Untuk mengatasi ancaman defisit gas ini, pemerintah perlu mengambil langkah-langkah strategis dan komprehensif. Beberapa langkah yang dapat dipertimbangkan antara lain:
-
Peningkatan Eksplorasi dan Eksploitasi Cadangan Gas Baru: Pemerintah perlu meningkatkan investasi dan insentif untuk eksplorasi dan eksploitasi cadangan gas baru. Hal ini membutuhkan kerjasama yang erat antara pemerintah, perusahaan migas, dan investor asing. Teknologi eksplorasi yang canggih perlu diadopsi untuk menemukan cadangan gas yang tersembunyi.
-
Pemanfaatan Teknologi yang Efisien: Penggunaan teknologi yang lebih efisien dalam proses produksi dan distribusi gas dapat membantu mengurangi pemborosan dan meningkatkan efisiensi penggunaan gas. Investasi dalam infrastruktur gas yang modern dan terintegrasi juga sangat penting.
-
Penggunaan Energi Terbarukan: Diversifikasi sumber energi dengan meningkatkan penggunaan energi terbarukan seperti tenaga surya, angin, dan panas bumi dapat mengurangi ketergantungan pada gas bumi. Hal ini merupakan langkah jangka panjang yang penting untuk menjaga ketahanan energi nasional.
-
Kebijakan Konservasi Energi: Pemerintah perlu mendorong kebijakan konservasi energi untuk mengurangi konsumsi gas bumi. Hal ini dapat dilakukan melalui kampanye hemat energi, peningkatan efisiensi energi di sektor industri dan rumah tangga, serta penerapan standar efisiensi energi yang lebih ketat.
-
Transparansi dan Tata Kelola yang Baik: Transparansi dalam pengelolaan sektor migas dan tata kelola yang baik sangat penting untuk memastikan efisiensi dan efektivitas dalam mengatasi masalah defisit gas. Hal ini termasuk pengawasan yang ketat terhadap kegiatan eksplorasi, produksi, dan distribusi gas.

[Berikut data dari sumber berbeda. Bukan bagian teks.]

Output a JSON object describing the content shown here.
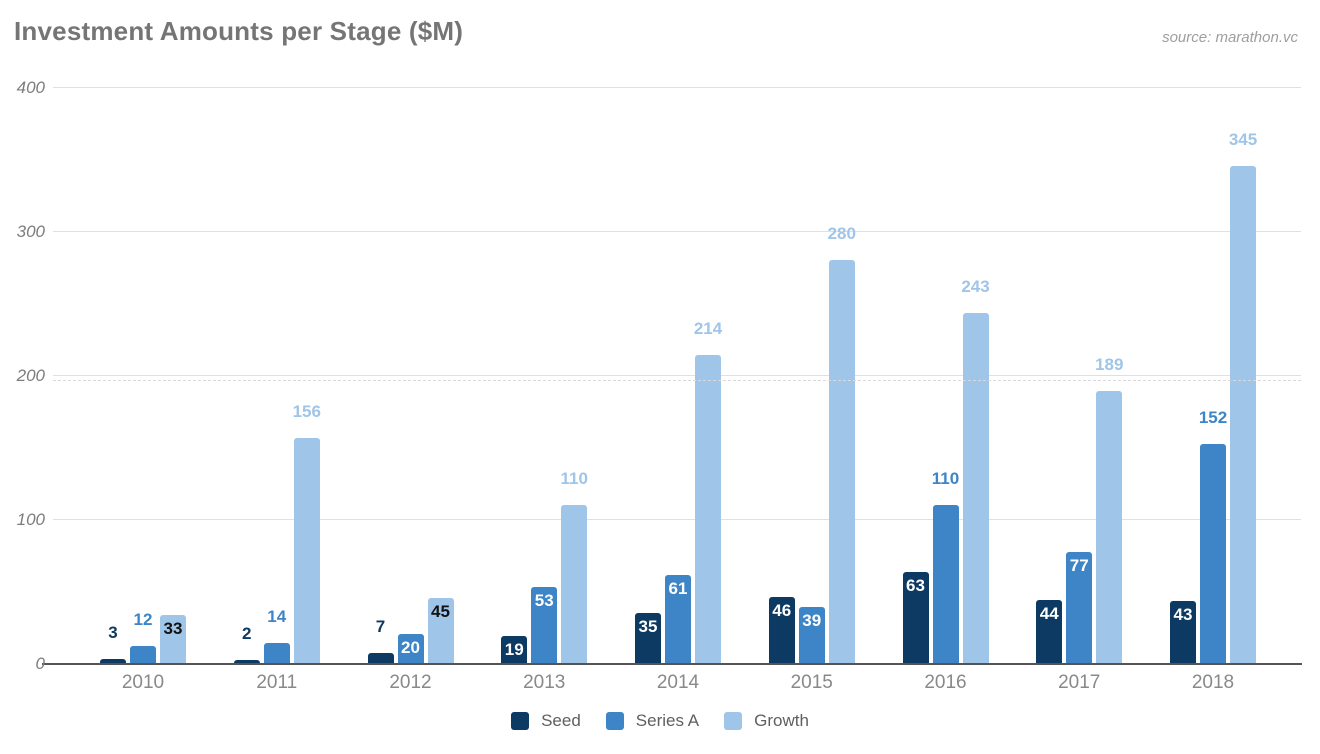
{
  "chart_data": {
    "type": "bar",
    "title": "Investment Amounts per Stage ($M)",
    "source": "source: marathon.vc",
    "xlabel": "",
    "ylabel": "",
    "ylim": [
      0,
      400
    ],
    "y_ticks": [
      0,
      100,
      200,
      300,
      400
    ],
    "grid": true,
    "legend_position": "bottom",
    "categories": [
      "2010",
      "2011",
      "2012",
      "2013",
      "2014",
      "2015",
      "2016",
      "2017",
      "2018"
    ],
    "series": [
      {
        "name": "Seed",
        "color": "#0d3a62",
        "values": [
          3,
          2,
          7,
          19,
          35,
          46,
          63,
          44,
          43
        ],
        "label_placements": [
          "above",
          "above",
          "above",
          "inside",
          "inside",
          "inside",
          "inside",
          "inside",
          "inside"
        ],
        "label_color_above": "#0d3a62",
        "label_color_inside": "#ffffff"
      },
      {
        "name": "Series A",
        "color": "#3d85c6",
        "values": [
          12,
          14,
          20,
          53,
          61,
          39,
          110,
          77,
          152
        ],
        "label_placements": [
          "above",
          "above",
          "inside",
          "inside",
          "inside",
          "inside",
          "above",
          "inside",
          "above"
        ],
        "label_color_above": "#3d85c6",
        "label_color_inside": "#ffffff"
      },
      {
        "name": "Growth",
        "color": "#9fc5e8",
        "values": [
          33,
          156,
          45,
          110,
          214,
          280,
          243,
          189,
          345
        ],
        "label_placements": [
          "inside",
          "above",
          "inside",
          "above",
          "above",
          "above",
          "above",
          "above",
          "above"
        ],
        "label_color_above": "#9fc5e8",
        "label_color_inside": "#111111"
      }
    ]
  }
}
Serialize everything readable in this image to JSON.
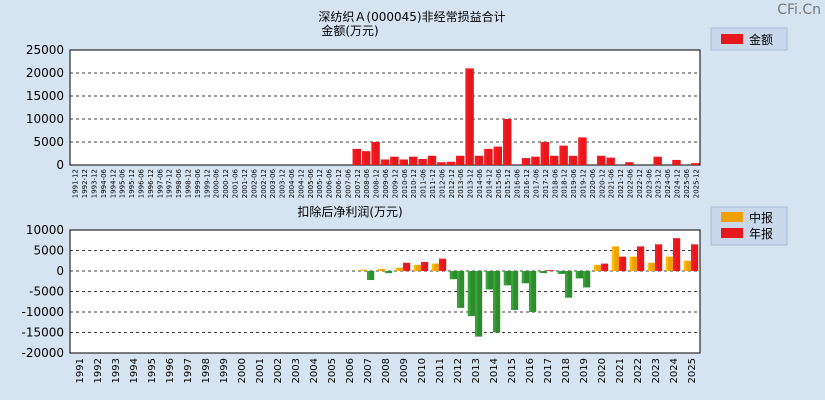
{
  "watermark": "CFi.Cn",
  "colors": {
    "bg": "#d6e4f2",
    "plot": "#ffffff",
    "red": "#e8171b",
    "green": "#2e8b2e",
    "orange": "#f0a000"
  },
  "chart_data": [
    {
      "type": "bar",
      "title": "深纺织Ａ(000045)非经常损益合计",
      "subtitle": "金额(万元)",
      "legend": [
        {
          "label": "金额",
          "color": "#e8171b"
        }
      ],
      "ylim": [
        0,
        25000
      ],
      "yticks": [
        "25000",
        "20000",
        "15000",
        "10000",
        "5000",
        "0"
      ],
      "categories": [
        "1991-12",
        "1992-12",
        "1993-12",
        "1994-06",
        "1994-12",
        "1995-06",
        "1995-12",
        "1996-06",
        "1996-12",
        "1997-06",
        "1997-12",
        "1998-06",
        "1998-12",
        "1999-06",
        "1999-12",
        "2000-06",
        "2000-12",
        "2001-06",
        "2001-12",
        "2002-06",
        "2002-12",
        "2003-06",
        "2003-12",
        "2004-06",
        "2004-12",
        "2005-06",
        "2005-12",
        "2006-06",
        "2006-12",
        "2007-06",
        "2007-12",
        "2008-06",
        "2008-12",
        "2009-06",
        "2009-12",
        "2010-06",
        "2010-12",
        "2011-06",
        "2011-12",
        "2012-06",
        "2012-12",
        "2013-06",
        "2013-12",
        "2014-06",
        "2014-12",
        "2015-06",
        "2015-12",
        "2016-06",
        "2016-12",
        "2017-06",
        "2017-12",
        "2018-06",
        "2018-12",
        "2019-06",
        "2019-12",
        "2020-06",
        "2020-12",
        "2021-06",
        "2021-12",
        "2022-06",
        "2022-12",
        "2023-06",
        "2023-12",
        "2024-06",
        "2024-12",
        "2025-06",
        "2025-12"
      ],
      "values": [
        0,
        0,
        0,
        0,
        0,
        0,
        0,
        0,
        0,
        0,
        0,
        0,
        0,
        0,
        0,
        0,
        0,
        0,
        0,
        0,
        0,
        0,
        0,
        0,
        0,
        0,
        0,
        0,
        0,
        100,
        3500,
        3000,
        5000,
        1200,
        1800,
        1200,
        1800,
        1300,
        2000,
        600,
        700,
        2000,
        21000,
        2000,
        3500,
        4000,
        10000,
        100,
        1500,
        1800,
        5000,
        2000,
        4200,
        2000,
        6000,
        100,
        2000,
        1600,
        0,
        600,
        0,
        0,
        1800,
        0,
        1100,
        0,
        400
      ]
    },
    {
      "type": "bar",
      "title": "扣除后净利润(万元)",
      "legend": [
        {
          "label": "中报",
          "color": "#f0a000"
        },
        {
          "label": "年报",
          "color": "#e8171b"
        }
      ],
      "ylim": [
        -20000,
        10000
      ],
      "yticks": [
        "10000",
        "5000",
        "0",
        "-5000",
        "-10000",
        "-15000",
        "-20000"
      ],
      "categories": [
        "1991",
        "1992",
        "1993",
        "1994",
        "1995",
        "1996",
        "1997",
        "1998",
        "1999",
        "2000",
        "2001",
        "2002",
        "2003",
        "2004",
        "2005",
        "2006",
        "2007",
        "2008",
        "2009",
        "2010",
        "2011",
        "2012",
        "2013",
        "2014",
        "2015",
        "2016",
        "2017",
        "2018",
        "2019",
        "2020",
        "2021",
        "2022",
        "2023",
        "2024",
        "2025"
      ],
      "series": [
        {
          "name": "中报",
          "values": [
            0,
            0,
            0,
            0,
            0,
            0,
            0,
            0,
            0,
            0,
            0,
            0,
            0,
            0,
            0,
            0,
            300,
            500,
            800,
            1500,
            1800,
            -2000,
            -11000,
            -4500,
            -3500,
            -3000,
            -500,
            -700,
            -1800,
            1500,
            6000,
            3500,
            2000,
            3500,
            2500
          ]
        },
        {
          "name": "年报",
          "values": [
            0,
            0,
            0,
            0,
            0,
            0,
            0,
            0,
            0,
            0,
            0,
            0,
            0,
            0,
            0,
            0,
            -2200,
            -500,
            2000,
            2200,
            3000,
            -9000,
            -16000,
            -15000,
            -9500,
            -10000,
            200,
            -6500,
            -4000,
            1800,
            3500,
            6000,
            6500,
            8000,
            6500
          ]
        }
      ]
    }
  ]
}
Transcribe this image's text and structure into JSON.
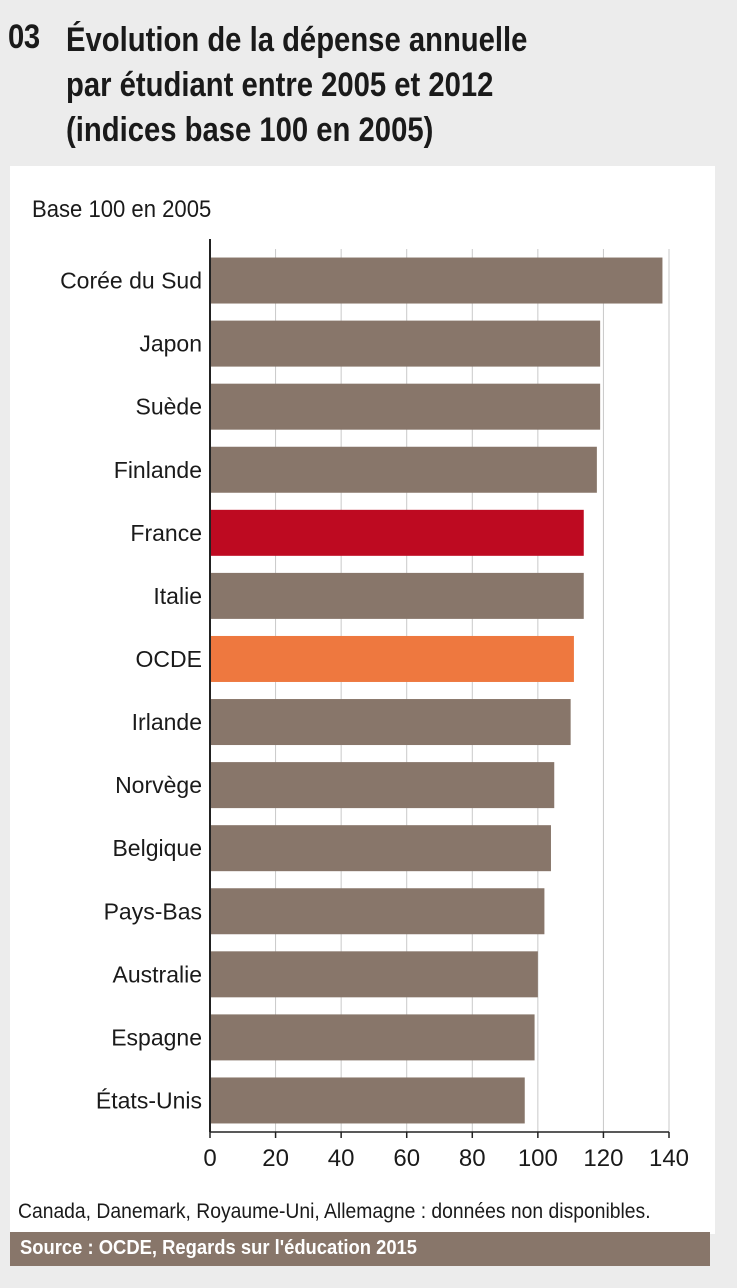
{
  "figure": {
    "number": "03",
    "title": "Évolution de la dépense annuelle\npar étudiant entre 2005 et 2012\n(indices base 100 en 2005)"
  },
  "note": "Canada, Danemark, Royaume-Uni, Allemagne : données non disponibles.",
  "source": "Source :  OCDE, Regards sur l'éducation 2015",
  "colors": {
    "default_bar": "#88766a",
    "france": "#be0a21",
    "ocde": "#ee783f",
    "gridline": "#c9c9c9",
    "axis": "#222222"
  },
  "chart_data": {
    "type": "bar",
    "orientation": "horizontal",
    "subtitle": "Base 100 en 2005",
    "categories": [
      "Corée du Sud",
      "Japon",
      "Suède",
      "Finlande",
      "France",
      "Italie",
      "OCDE",
      "Irlande",
      "Norvège",
      "Belgique",
      "Pays-Bas",
      "Australie",
      "Espagne",
      "États-Unis"
    ],
    "values": [
      138,
      119,
      119,
      118,
      114,
      114,
      111,
      110,
      105,
      104,
      102,
      100,
      99,
      96
    ],
    "highlight": {
      "France": "france",
      "OCDE": "ocde"
    },
    "xlim": [
      0,
      140
    ],
    "xticks": [
      "0",
      "20",
      "40",
      "60",
      "80",
      "100",
      "120",
      "140"
    ],
    "grid": true,
    "legend": "none"
  }
}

Ancaman defisit gas bumi hingga 2035 bukanlah masalah yang dapat diabaikan. Pemerintah dan seluruh pemangku kepentingan perlu bekerja sama secara intensif untuk menemukan solusi yang tepat dan menyeluruh. Keberhasilan dalam mengatasi masalah ini akan menentukan keberlanjutan pertumbuhan ekonomi dan kesejahteraan masyarakat Indonesia di masa depan. Kegagalan dalam mengantisipasi dan mengatasi masalah ini akan berdampak serius dan berpotensi menimbulkan krisis energi yang dapat menghambat pembangunan nasional.